Bench Memos

Law & the Courts

Does Lincoln Caplan Know Up from Down on Judicial Ethics?

Writing in the New Yorker on the question “Does the Supreme Court Need a Code of Conduct?,” Lincoln Caplan manages to get a lot of elementary things wrong:

1. Caplan contends that Supreme Court justices “are the only judges in the United States who are not bound by a formal, full-blown ethics code.” But Caplan’s claim that other federal judges are “bound by” the Code of Conduct for United States Judges is wrong.

As judicial-ethics expert Russell Wheeler of the liberal think tank Brookings has been explaining for a long time, the Code of Conduct itself says only that it “is designed to provide guidance to judges.” It acknowledges that many of its provisions “are necessarily cast in general terms, and judges may reasonably differ in their interpretation.”

Further, the Judicial Conference of the United States, in its Rules for Judicial-Conduct and Judicial-Disability Proceedings, says that the “main precepts” of the Code of Conduct are “highly general” and that the Code “is in many potential applications aspirational rather than a set of disciplinary rules.” As Wheeler puts it, the Judicial Conference’s rules “explicitly reject the position that a Code [of Conduct] violation is, per se, a ground for finding misconduct.”

2. Caplan contends that Supreme Court justices “are not obligated to obey” the “‘same general principles respecting recusal as other federal judges.’” (The second quote is from his quote of a statement by Chief Justice Roberts.) But, in fact, the statute governing recusal (28 U.S.C. 455)—which reiterates the principles in the Code of Conduct—applies to justices as well as lower-court judges. [I added in this second point, and renumbered the following ones, about ten minutes after my original posting.] ​

3. Caplan contends that when there is a motion to disqualify a federal appellate judge, that judge doesn’t rule on the motion himself but instead must leave it to the chief judge of the circuit to decide the motion. Here’s the contrast he draws between Justice Scalia (deciding not to disqualify himself from Cheney v.
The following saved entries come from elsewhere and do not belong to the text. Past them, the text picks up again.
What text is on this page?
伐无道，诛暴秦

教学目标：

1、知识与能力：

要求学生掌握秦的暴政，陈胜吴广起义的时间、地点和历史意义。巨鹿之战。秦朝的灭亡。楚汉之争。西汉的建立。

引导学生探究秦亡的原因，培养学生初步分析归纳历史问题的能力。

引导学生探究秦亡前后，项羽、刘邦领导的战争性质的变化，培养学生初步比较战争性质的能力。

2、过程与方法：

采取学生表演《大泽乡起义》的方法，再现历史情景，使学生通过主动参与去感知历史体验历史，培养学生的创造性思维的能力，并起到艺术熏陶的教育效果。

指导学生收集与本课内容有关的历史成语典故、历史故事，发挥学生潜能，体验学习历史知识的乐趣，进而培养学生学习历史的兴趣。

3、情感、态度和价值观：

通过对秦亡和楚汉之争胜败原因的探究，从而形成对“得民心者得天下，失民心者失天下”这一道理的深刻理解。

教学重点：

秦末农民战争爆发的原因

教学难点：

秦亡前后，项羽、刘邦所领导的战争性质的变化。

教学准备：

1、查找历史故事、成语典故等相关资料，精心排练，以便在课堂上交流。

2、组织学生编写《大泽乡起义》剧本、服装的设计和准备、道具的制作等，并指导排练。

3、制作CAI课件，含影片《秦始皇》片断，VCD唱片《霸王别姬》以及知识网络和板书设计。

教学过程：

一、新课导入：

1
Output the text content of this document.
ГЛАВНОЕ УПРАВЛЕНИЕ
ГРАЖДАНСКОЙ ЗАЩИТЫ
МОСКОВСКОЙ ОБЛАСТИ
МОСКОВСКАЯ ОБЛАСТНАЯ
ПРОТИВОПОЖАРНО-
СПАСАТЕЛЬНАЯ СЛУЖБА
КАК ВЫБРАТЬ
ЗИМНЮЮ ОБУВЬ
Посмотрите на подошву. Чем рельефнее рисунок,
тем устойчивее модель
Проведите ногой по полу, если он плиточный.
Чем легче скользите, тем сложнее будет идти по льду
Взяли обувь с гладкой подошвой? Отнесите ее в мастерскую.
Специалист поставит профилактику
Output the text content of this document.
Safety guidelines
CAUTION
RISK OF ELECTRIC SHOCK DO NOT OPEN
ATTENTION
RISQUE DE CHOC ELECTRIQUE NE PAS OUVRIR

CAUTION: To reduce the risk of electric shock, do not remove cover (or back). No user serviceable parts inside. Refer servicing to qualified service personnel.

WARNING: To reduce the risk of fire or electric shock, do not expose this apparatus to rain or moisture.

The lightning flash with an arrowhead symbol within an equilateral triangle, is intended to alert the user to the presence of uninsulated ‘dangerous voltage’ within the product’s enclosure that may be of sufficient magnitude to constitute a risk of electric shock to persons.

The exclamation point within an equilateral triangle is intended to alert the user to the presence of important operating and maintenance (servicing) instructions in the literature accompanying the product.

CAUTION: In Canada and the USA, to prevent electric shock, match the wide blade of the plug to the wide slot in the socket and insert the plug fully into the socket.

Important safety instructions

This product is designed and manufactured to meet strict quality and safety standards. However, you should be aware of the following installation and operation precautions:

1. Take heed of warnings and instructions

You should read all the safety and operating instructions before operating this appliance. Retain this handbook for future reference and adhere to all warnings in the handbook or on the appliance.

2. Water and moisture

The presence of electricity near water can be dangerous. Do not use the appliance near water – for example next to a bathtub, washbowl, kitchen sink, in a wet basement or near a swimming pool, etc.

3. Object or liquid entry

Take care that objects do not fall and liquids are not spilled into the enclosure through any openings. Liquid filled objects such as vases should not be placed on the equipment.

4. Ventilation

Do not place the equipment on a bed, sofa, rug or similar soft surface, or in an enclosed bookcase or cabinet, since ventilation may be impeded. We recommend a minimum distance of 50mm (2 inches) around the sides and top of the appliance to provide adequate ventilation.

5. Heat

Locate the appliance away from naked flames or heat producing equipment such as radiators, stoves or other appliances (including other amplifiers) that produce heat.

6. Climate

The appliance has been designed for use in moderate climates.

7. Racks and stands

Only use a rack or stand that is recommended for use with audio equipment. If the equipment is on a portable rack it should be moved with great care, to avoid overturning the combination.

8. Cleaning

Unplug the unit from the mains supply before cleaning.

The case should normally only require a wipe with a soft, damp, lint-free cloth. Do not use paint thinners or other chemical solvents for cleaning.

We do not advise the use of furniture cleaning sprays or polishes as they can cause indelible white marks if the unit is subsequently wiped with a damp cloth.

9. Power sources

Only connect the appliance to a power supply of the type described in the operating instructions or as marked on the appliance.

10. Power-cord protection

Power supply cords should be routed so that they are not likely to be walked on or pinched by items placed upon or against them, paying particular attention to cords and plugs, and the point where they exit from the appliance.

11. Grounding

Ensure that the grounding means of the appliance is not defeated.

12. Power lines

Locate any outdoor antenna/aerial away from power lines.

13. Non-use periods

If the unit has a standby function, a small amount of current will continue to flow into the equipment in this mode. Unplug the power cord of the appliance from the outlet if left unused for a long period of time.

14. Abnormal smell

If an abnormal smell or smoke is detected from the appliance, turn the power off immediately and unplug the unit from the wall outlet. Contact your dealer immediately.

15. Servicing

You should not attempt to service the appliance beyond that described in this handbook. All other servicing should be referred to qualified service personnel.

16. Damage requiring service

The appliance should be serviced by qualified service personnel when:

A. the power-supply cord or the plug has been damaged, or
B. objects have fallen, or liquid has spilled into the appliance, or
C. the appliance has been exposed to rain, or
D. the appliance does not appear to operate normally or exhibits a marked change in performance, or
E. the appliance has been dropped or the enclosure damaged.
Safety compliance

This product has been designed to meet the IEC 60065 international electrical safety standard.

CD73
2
U.S. District Court) and a hypothetical Scalia still on the D.C. Circuit:

If Scalia had been a member of the United States Court of Appeals for the District of Columbia Circuit, as he was before becoming a Justice, it would not have been up to him to decide whether he should be recused. Under the code of conduct, the chief judge for his circuit would have considered any motion calling for Scalia’s recusal, conducted an inquiry, and resolved the matter.

Caplan is wrong. Lower-court judges routinely decide motions to disqualify them. The Code of Conduct expressly provides that “a judge shall disqualify himself or herself in a proceeding in which the judge’s impartiality might reasonably be questioned,” and it draws no distinction between disqualifications pursuant to a filed motion and any other disqualifications. The Code of Conduct never mentions any role for the chief judge of a circuit.

(Caplan evidently is confusing the Code of Conduct with the Judicial Conduct and Disability Act. The Act provides procedures for filing a complaint of judicial misconduct against a lower-court judge, and it confers on the chief judge of the circuit the responsibility for reviewing such complaints.)

4. Reciting a complaint that Chief Justice Roberts, Justice Breyer, and Justice Alito, over a five-year period, each “voted in thirty-seven cases where a company in which they owned stock filed a friend-of-the-court or amicus brief,” Caplan contends that “[t]here is not much ambiguity about” what the Code of Conduct would require of lower-court judges in such circumstances. But the very brief (not even 1-1/2 page) Advisory Opinion he cites leaves lots of ambiguity:

An example of when an ownership interest in an amicus could result in disqualification would be when the amicus is in the same industry as the party and the value of industry stock generally could be substantially affected by the decision in the pending case. [Emphasis added.]

One final point: Wheeler of Brookings has intelligently argued that the “absence of formal review mechanisms for justices’ ethical decisions is a necessary imperfection in the system” and that proposals to correct that imperfection “would likely create more problems than they would solve.” Perhaps he’s wrong, but Caplan gives no sign of even being aware of Wheeler’s points, much less of having thought seriously about them.